Ein Beutel voller Filme

Das gesamte Programm inklusive Diskus­sionen, aber natürlich ohne die legendäre Zündfunk-Party, die sonst in den alten Gemäuern des »Leeren Beutel« startet (der dann bis spät in die Nacht bumsvoll ist), ist jetzt online zu erleben. Und das Programm ist dieses Jahr bumsvoll bis zum Anschlag. Hier versam­meln sich in unter­schied­li­chen Sektionen und Wett­be­werben Kurzfilme ab 2019, die Insa Wiese am besten, inter­es­san­testen, heraus­for­derndsten, unter­halt­samsten oder unge­wöhn­lichsten findet. Ange­fangen mit dem »Bayern­fenster« und »Regio­nal­fenster«, wo die Lokal­ma­ta­dore ihr Schau­fenster finden, über den Deutschen und Inter­na­tio­nalen Wett­be­werb bis hin zum »Kurz­film­kon­fetti« für alle außer­ge­wöhn­li­chen Filme, die in den festen Sektionen nicht unter­kommen. Insa Wiese liebt es bunt, aber ohne es allzubunt zu treiben. Bunt, aber mit Anspruch.

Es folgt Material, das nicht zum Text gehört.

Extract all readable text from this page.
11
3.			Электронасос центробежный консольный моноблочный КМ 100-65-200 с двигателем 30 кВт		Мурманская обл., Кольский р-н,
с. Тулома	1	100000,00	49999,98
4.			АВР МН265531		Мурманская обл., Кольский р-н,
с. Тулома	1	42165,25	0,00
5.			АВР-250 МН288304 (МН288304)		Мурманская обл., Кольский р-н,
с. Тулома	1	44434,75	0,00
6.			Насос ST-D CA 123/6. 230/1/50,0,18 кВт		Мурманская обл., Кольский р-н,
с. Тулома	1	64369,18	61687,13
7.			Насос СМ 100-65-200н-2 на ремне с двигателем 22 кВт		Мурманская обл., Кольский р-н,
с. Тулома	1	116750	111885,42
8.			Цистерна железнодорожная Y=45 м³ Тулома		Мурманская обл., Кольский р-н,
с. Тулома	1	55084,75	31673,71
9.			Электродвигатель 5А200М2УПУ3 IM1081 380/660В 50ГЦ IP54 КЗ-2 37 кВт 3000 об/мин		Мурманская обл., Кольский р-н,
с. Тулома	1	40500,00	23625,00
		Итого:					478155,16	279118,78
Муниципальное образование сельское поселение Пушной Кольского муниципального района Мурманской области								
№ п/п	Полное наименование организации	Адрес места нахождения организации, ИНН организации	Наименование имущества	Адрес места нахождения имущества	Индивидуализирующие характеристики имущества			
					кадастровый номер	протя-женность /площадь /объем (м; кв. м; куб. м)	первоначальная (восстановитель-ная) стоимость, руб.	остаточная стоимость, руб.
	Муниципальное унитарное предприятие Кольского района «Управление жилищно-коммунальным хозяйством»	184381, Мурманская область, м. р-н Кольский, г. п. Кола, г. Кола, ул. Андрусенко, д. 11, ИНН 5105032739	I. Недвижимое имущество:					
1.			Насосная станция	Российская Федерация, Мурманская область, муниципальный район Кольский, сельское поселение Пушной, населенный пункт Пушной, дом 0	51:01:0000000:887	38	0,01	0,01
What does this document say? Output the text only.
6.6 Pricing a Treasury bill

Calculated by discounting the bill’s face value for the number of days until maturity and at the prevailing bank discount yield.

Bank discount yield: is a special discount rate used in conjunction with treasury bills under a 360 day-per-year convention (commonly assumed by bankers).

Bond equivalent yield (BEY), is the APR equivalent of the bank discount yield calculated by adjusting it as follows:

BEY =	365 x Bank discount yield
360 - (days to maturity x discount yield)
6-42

Die Buntheit des Programms verdankt sich der Tatsache, dass Wiese keine Sparte meidet. Der Kurzfilm spielt sich bei ihr in allen Formen ab, als Spiel-, Doku­mentar-, Anima­tions- und Expe­ri­men­tal­film. Nur selten findet man Filme mit der verhassten Kurz­film­pointe. Meist sind die ausge­wählten Filme nach­denk­liche Stücke oder enga­gierte State­ments, aber ohne vorder­grün­dige Message. Am meisten wird bei der Online-Ausgabe die Präsenz der quirligen und schnell­spre­chenden Friesin fehlen, die es nach einem Step-over in Hamburg in das mittel­al­ter­liche Regens­burg verschlagen hat.

Der deutsche Wett­be­werb zog dieses Jahr besondere Aufmerk­sam­keit auf sich. Zumindest im Kurz­film­be­reich gibt es Hoffnung für den deutschen Film, könnte das Fazit lauten. Offen­kundig wurde, wie wichtig die kurze Form sein kann, um neue Film­spra­chen zu entwi­ckeln, ohne den Druck des Langfilms und ohne Produk­ti­ons­zwänge.

Die Idee zeigt sich allemal

Unter den vielen sehr guten Arbeiten sei hier besonders erwähnt Top Down Memory (2020) des Bildenden Künstlers Daniel Theiler (Deutscher WB 2). Er führt vor, in welchem Maße sich das kurze Format für den essay­is­ti­schen Ansatz eignen kann, als Godard’sche forme qui pense (denkende Form). Der Film arbeitet mit geteilter Leinwand, was online und auf dem Laptop natürlich nur bedingt funk­tio­niert. Aber die Idee zeigt sich allemal. Zentrum des Films ist die umstrit­tene Wieder­errich­tung des Berliner Stadt­schlosses und er führt die Proble­matik in histo­ri­sche Tiefen. Eine schwarze Schau­spie­lerin steht auf dem herr­schaft­li­chen Balkon, von dem viele poli­ti­sche, kolo­nia­lis­ti­sche und unter­jo­chende Dekrete ausge­rufen wurden. Aber auch Karl Lieb­knecht verkün­dete am 9. November 1918 von einem Balkon aus die Revo­lu­tion. Umstürze und Zemen­tie­rungen geschehen von erhöhter Position.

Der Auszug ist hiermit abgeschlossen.